JOURNALIST: Just finally Peter Dutton, we spoke to the PM on Friday and asked him about the status of the 12,000 people from Syria and Iraq who are destined to come to Australia in that humanitarian intake and sought a reassurance from him that we’d be checking all their bona fides in the troubled times that we live in to make sure that they’re all good people. How is that process going? When do you expect that these people are going to start arriving?
PETER DUTTON: Well it’s a slow process Pembo because we want to make sure that we know who is coming.
As we’ve seen in Europe there are people who are dressing themselves up to be refugees and saying they’re from Syria and they’re not.
We’re lucky as an island nation that we can take our time in processing the applications and we’ve already screened in several thousand people. But we’re doing security checks on all those people at the moment and we’ve got about 100 people who have arrived already – but as I say we’re have several thousand more that can arrive once the security checks are finalised.
I’ve said before that we’re not going to rush that process because we’re just not going to put at risk our own security arrangements and ultimately my first responsibility is to the safety and protection of the Australian community.

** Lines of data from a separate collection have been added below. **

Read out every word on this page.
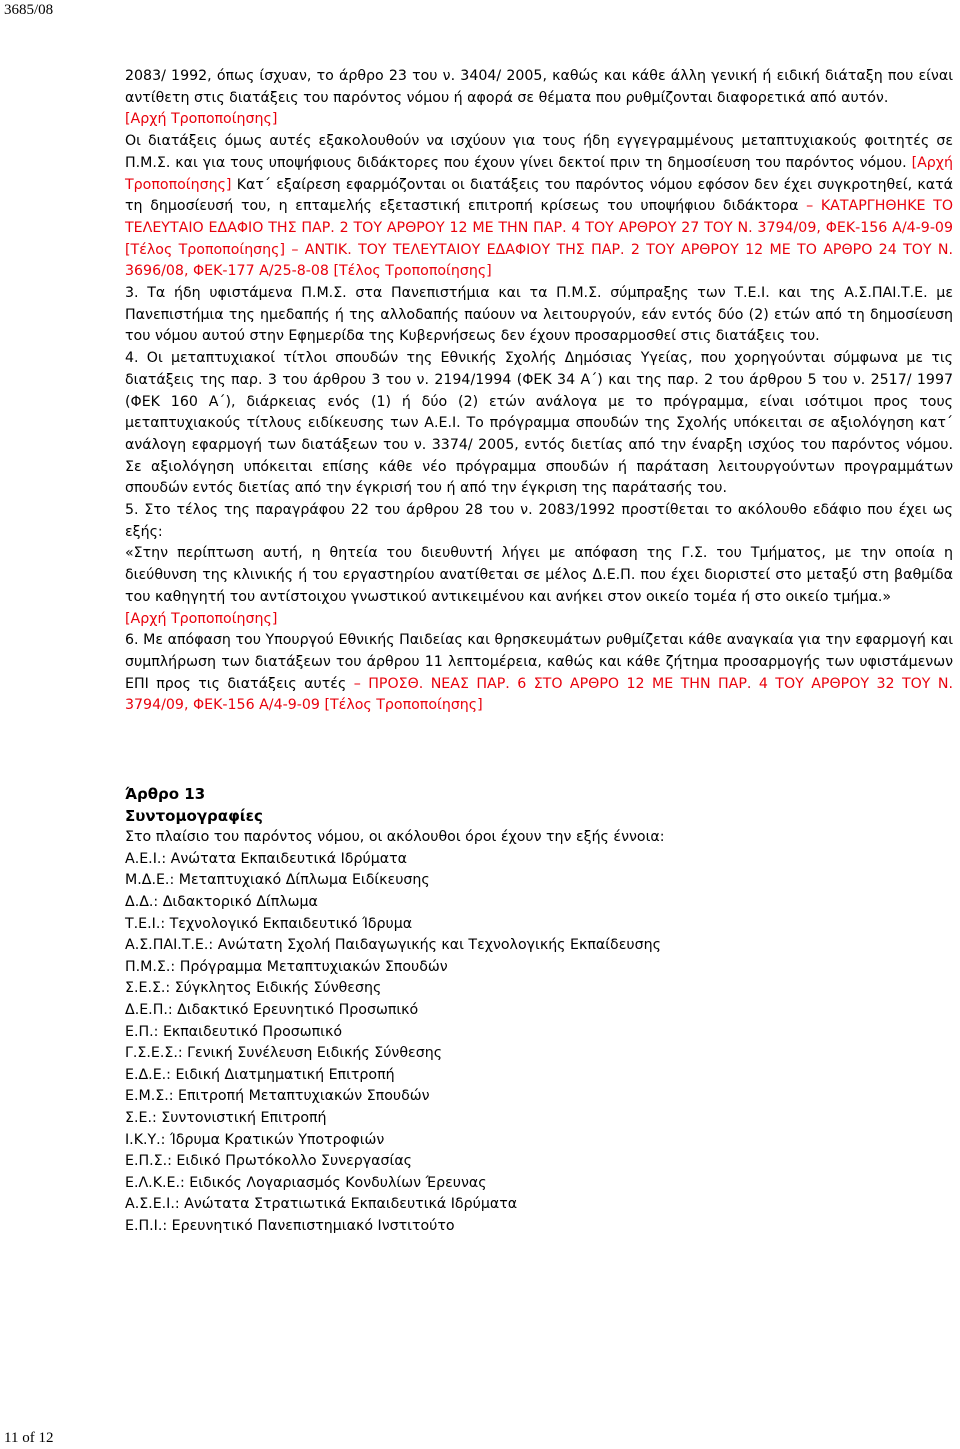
3685/08

2083/ 1992, όπως ίσχυαν, το άρθρο 23 του ν. 3404/ 2005, καθώς και κάθε άλλη γενική ή ειδική διάταξη που είναι αντίθετη στις διατάξεις του παρόντος νόμου ή αφορά σε θέματα που ρυθμίζονται διαφορετικά από αυτόν.

[Αρχή Τροποποίησης]

Οι διατάξεις όμως αυτές εξακολουθούν να ισχύουν για τους ήδη εγγεγραμμένους μεταπτυχιακούς φοιτητές σε Π.Μ.Σ. και για τους υποψήφιους διδάκτορες που έχουν γίνει δεκτοί πριν τη δημοσίευση του παρόντος νόμου. [Αρχή Τροποποίησης] Κατ΄ εξαίρεση εφαρμόζονται οι διατάξεις του παρόντος νόμου εφόσον δεν έχει συγκροτηθεί, κατά τη δημοσίευσή του, η επταμελής εξεταστική επιτροπή κρίσεως του υποψήφιου διδάκτορα – ΚΑΤΑΡΓΗΘΗΚΕ ΤΟ ΤΕΛΕΥΤΑΙΟ ΕΔΑΦΙΟ ΤΗΣ ΠΑΡ. 2 ΤΟΥ ΑΡΘΡΟΥ 12 ΜΕ ΤΗΝ ΠΑΡ. 4 ΤΟΥ ΑΡΘΡΟΥ 27 ΤΟΥ Ν. 3794/09, ΦΕΚ-156 Α/4-9-09 [Τέλος Τροποποίησης] – ΑΝΤΙΚ. ΤΟΥ ΤΕΛΕΥΤΑΙΟΥ ΕΔΑΦΙΟΥ ΤΗΣ ΠΑΡ. 2 ΤΟΥ ΑΡΘΡΟΥ 12 ΜΕ ΤΟ ΑΡΘΡΟ 24 ΤΟΥ Ν. 3696/08, ΦΕΚ-177 Α/25-8-08 [Τέλος Τροποποίησης]

3. Τα ήδη υφιστάμενα Π.Μ.Σ. στα Πανεπιστήμια και τα Π.Μ.Σ. σύμπραξης των Τ.Ε.Ι. και της Α.Σ.ΠΑΙ.Τ.Ε. με Πανεπιστήμια της ημεδαπής ή της αλλοδαπής παύουν να λειτουργούν, εάν εντός δύο (2) ετών από τη δημοσίευση του νόμου αυτού στην Εφημερίδα της Κυβερνήσεως δεν έχουν προσαρμοσθεί στις διατάξεις του.

4. Οι μεταπτυχιακοί τίτλοι σπουδών της Εθνικής Σχολής Δημόσιας Υγείας, που χορηγούνται σύμφωνα με τις διατάξεις της παρ. 3 του άρθρου 3 του ν. 2194/1994 (ΦΕΚ 34 Α΄) και της παρ. 2 του άρθρου 5 του ν. 2517/ 1997 (ΦΕΚ 160 Α΄), διάρκειας ενός (1) ή δύο (2) ετών ανάλογα με το πρόγραμμα, είναι ισότιμοι προς τους μεταπτυχιακούς τίτλους ειδίκευσης των Α.Ε.Ι. Το πρόγραμμα σπουδών της Σχολής υπόκειται σε αξιολόγηση κατ΄ ανάλογη εφαρμογή των διατάξεων του ν. 3374/ 2005, εντός διετίας από την έναρξη ισχύος του παρόντος νόμου. Σε αξιολόγηση υπόκειται επίσης κάθε νέο πρόγραμμα σπουδών ή παράταση λειτουργούντων προγραμμάτων σπουδών εντός διετίας από την έγκρισή του ή από την έγκριση της παράτασής του.

5. Στο τέλος της παραγράφου 22 του άρθρου 28 του ν. 2083/1992 προστίθεται το ακόλουθο εδάφιο που έχει ως εξής:

«Στην περίπτωση αυτή, η θητεία του διευθυντή λήγει με απόφαση της Γ.Σ. του Τμήματος, με την οποία η διεύθυνση της κλινικής ή του εργαστηρίου ανατίθεται σε μέλος Δ.Ε.Π. που έχει διοριστεί στο μεταξύ στη βαθμίδα του καθηγητή του αντίστοιχου γνωστικού αντικειμένου και ανήκει στον οικείο τομέα ή στο οικείο τμήμα.»

[Αρχή Τροποποίησης]

6. Με απόφαση του Υπουργού Εθνικής Παιδείας και θρησκευμάτων ρυθμίζεται κάθε αναγκαία για την εφαρμογή και συμπλήρωση των διατάξεων του άρθρου 11 λεπτομέρεια, καθώς και κάθε ζήτημα προσαρμογής των υφιστάμενων ΕΠΙ προς τις διατάξεις αυτές – ΠΡΟΣΘ. ΝΕΑΣ ΠΑΡ. 6 ΣΤΟ ΑΡΘΡΟ 12 ΜΕ ΤΗΝ ΠΑΡ. 4 ΤΟΥ ΑΡΘΡΟΥ 32 ΤΟΥ Ν. 3794/09, ΦΕΚ-156 Α/4-9-09 [Τέλος Τροποποίησης]

Άρθρο 13
Συντομογραφίες
Στο πλαίσιο του παρόντος νόμου, οι ακόλουθοι όροι έχουν την εξής έννοια:
Α.Ε.Ι.: Ανώτατα Εκπαιδευτικά Ιδρύματα
Μ.Δ.Ε.: Μεταπτυχιακό Δίπλωμα Ειδίκευσης
Δ.Δ.: Διδακτορικό Δίπλωμα
Τ.Ε.Ι.: Τεχνολογικό Εκπαιδευτικό Ίδρυμα
Α.Σ.ΠΑΙ.Τ.Ε.: Ανώτατη Σχολή Παιδαγωγικής και Τεχνολογικής Εκπαίδευσης
Π.Μ.Σ.: Πρόγραμμα Μεταπτυχιακών Σπουδών
Σ.Ε.Σ.: Σύγκλητος Ειδικής Σύνθεσης
Δ.Ε.Π.: Διδακτικό Ερευνητικό Προσωπικό
Ε.Π.: Εκπαιδευτικό Προσωπικό
Γ.Σ.Ε.Σ.: Γενική Συνέλευση Ειδικής Σύνθεσης
Ε.Δ.Ε.: Ειδική Διατμηματική Επιτροπή
Ε.Μ.Σ.: Επιτροπή Μεταπτυχιακών Σπουδών
Σ.Ε.: Συντονιστική Επιτροπή
Ι.Κ.Υ.: Ίδρυμα Κρατικών Υποτροφιών
Ε.Π.Σ.: Ειδικό Πρωτόκολλο Συνεργασίας
Ε.Λ.Κ.Ε.: Ειδικός Λογαριασμός Κονδυλίων Έρευνας
Α.Σ.Ε.Ι.: Ανώτατα Στρατιωτικά Εκπαιδευτικά Ιδρύματα
Ε.Π.Ι.: Ερευνητικό Πανεπιστημιακό Ινστιτούτο
11 of 12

So we will bring in good people who are deserving of support, but it is a long drawn out process to take the biometrics, to check the backgrounds, to make sure the stories add up and if we can do that we’ll get the right people because otherwise if we take people who aren’t refugees, the second risk is that we then displace somebody who is more worthy and who is ultimately potentially going to lose their life in a place like Syria or Iraq, so we displace them, those people who are legitimate refugees.
We need to get it right for a number of reasons and we’re working through that right now.
JOURNALIST: Immigration Minister Peter Dutton thank you for your time this morning.